Have
you ever taken a moment during a class to watch your students? I mean, really
watch them? Kids don’t have great poker faces during school hours, and
observing their faces and body language can provide you with plenty of feedback
about how well your students are being hooked by your lesson.
It’s
one thing to watch students while you are the one doing the talking. Depending
on how charismatic an orator you are, you may see a dutiful few who are making
eye contact and nodding along with you, a roomful of eager listeners waiting to
be filled up with your brilliance, or a bunch of catatonic teens fighting off
slumber (and, likely, some who have given up the fight and have succumbed to a
nap at their desks). Regardless of how they look, if you’re the one doing the
talking in your room, you’re also the one doing most or all of the thinking.
That’s not the goal.
In an
ideal classroom, we limit teacher talk and shift the cognitive load to our
students. Asking students to talk about the content definitely increases
student engagement, but it still offers educators plenty of opportunity to look
at their students to assess the degree of engagement. Sometimes, students who
are supposed to be engaged in partner or small-group classroom conversation
actually look like this:
Staring
blankly at the paper in front of them. Slack-jawed. Ignoring one another
entirely. Yawning. Expressionless faces. Flat, lifeless conversation.
The
mere act of giving students something to talk about doesn’t mean they will
eagerly talk about it. I’m guilty—and perhaps you are, too—of providing
students something to talk about without giving them a reason to talk about it.

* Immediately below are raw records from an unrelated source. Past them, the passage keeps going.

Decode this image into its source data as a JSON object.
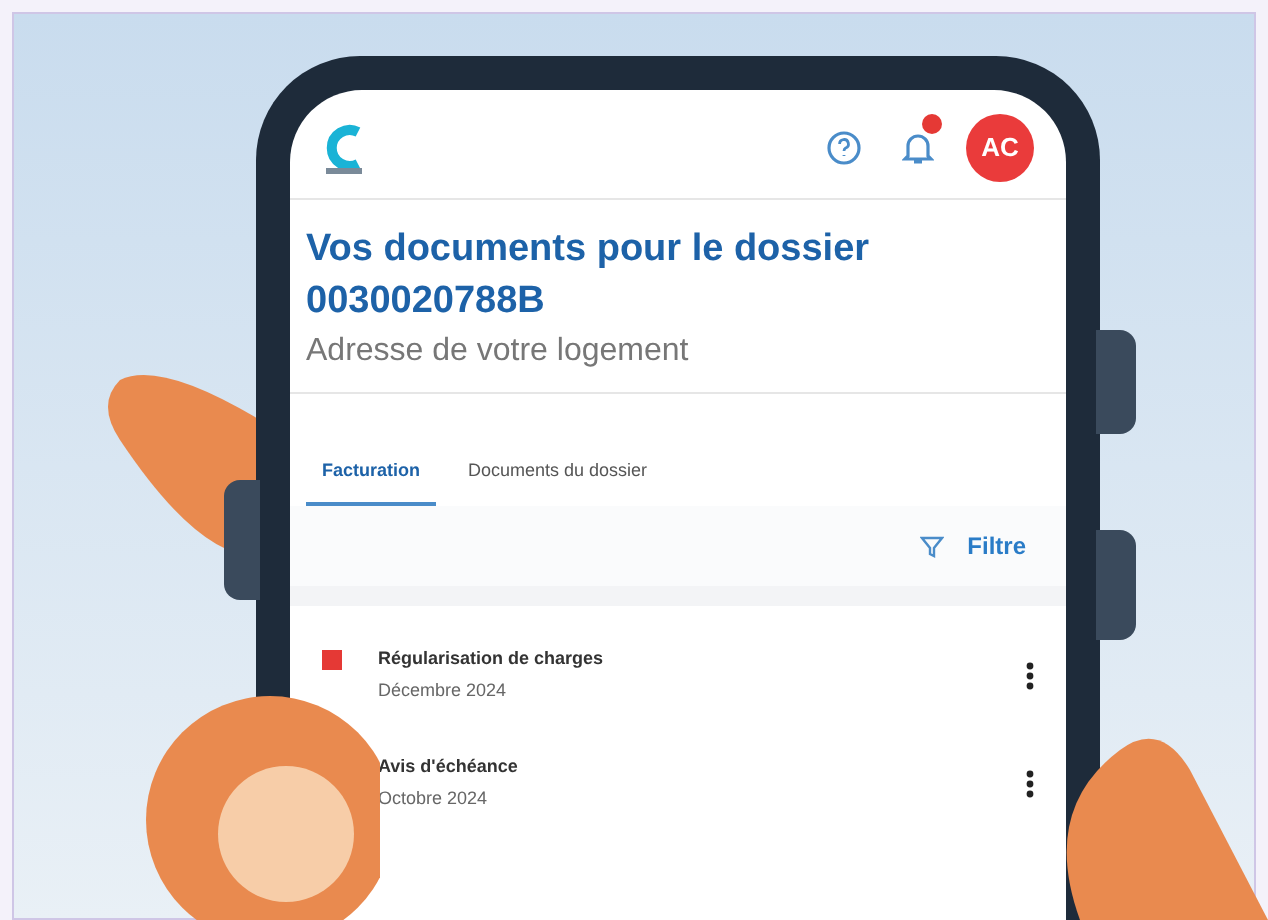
{
  "header": {
    "avatar": "AC",
    "notification_badge": true
  },
  "title": [
    "Vos documents pour le dossier",
    "0030020788B"
  ],
  "subtitle": "Adresse de votre logement",
  "tabs": [
    {
      "label": "Facturation",
      "selected": true
    },
    {
      "label": "Documents du dossier",
      "selected": false
    }
  ],
  "filter": "Filtre",
  "documents": [
    {
      "kind": "flagged",
      "title": "Régularisation de charges",
      "date": "Décembre 2024"
    },
    {
      "kind": "plain",
      "title": "Avis d'échéance",
      "date": "Octobre 2024"
    }
  ]
}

Talking about a worksheet doesn’t remove the fact that there’s a worksheet in
front of them. Pair-sharing an answer to a dull question only makes it slightly
less dull.
When
I give students a conversational task, I want to see faces like these:
Smiling. Maybe laughing, Bright-eyed. Animated. Showing visible signs of thinking.
Leaning forward. Lively conversation.
When
we give students something provocative, worthwhile, challenging, and intriguing
to think about, we pique their curiosity, ignite their interests, and spark
their inquiry. If your students don’t appear joyful about their learning, why
not? I hope it bothers you and spurs you to think: What can I do to change
that?
Here
are a few questions to consider if you want to ramp up the engagement level of
the student talk in your classroom:
- Am I asking students to talk about
something they care about?
- If the topic is not intrinsically
interesting, what can I do to build their curiosity?
- Did I tap into their need to express
opinions, connect to their experiences, and have fun?
- Does the task have an element of
playfulness, or is it a drudgery?
- Did I provide an accessible entry
point for students to begin the conversation or learning, or have I provided
insufficient scaffolding to allow them to approach the learning without
intimidation?
- Is the task clear? Do they know what
they are supposed to be doing?
- Is the task complex and open-ended
rather than simplistic? In other words, does the activity warrant
conversation and exploration, or is it a one-and-done, quickly answerable
question?
- Did I do everything I can do sell the
learning to my students so they have maximum buy-in?
- If the assignment is not one I
designed myself, did I take ownership of the assignment or introduce it as
something “they” want my students to do?
- Are you asking your students to talk
about concepts at a level that is above their maturity or interest level?
- Are the students going to do something
worthwhile and interesting with what they discuss?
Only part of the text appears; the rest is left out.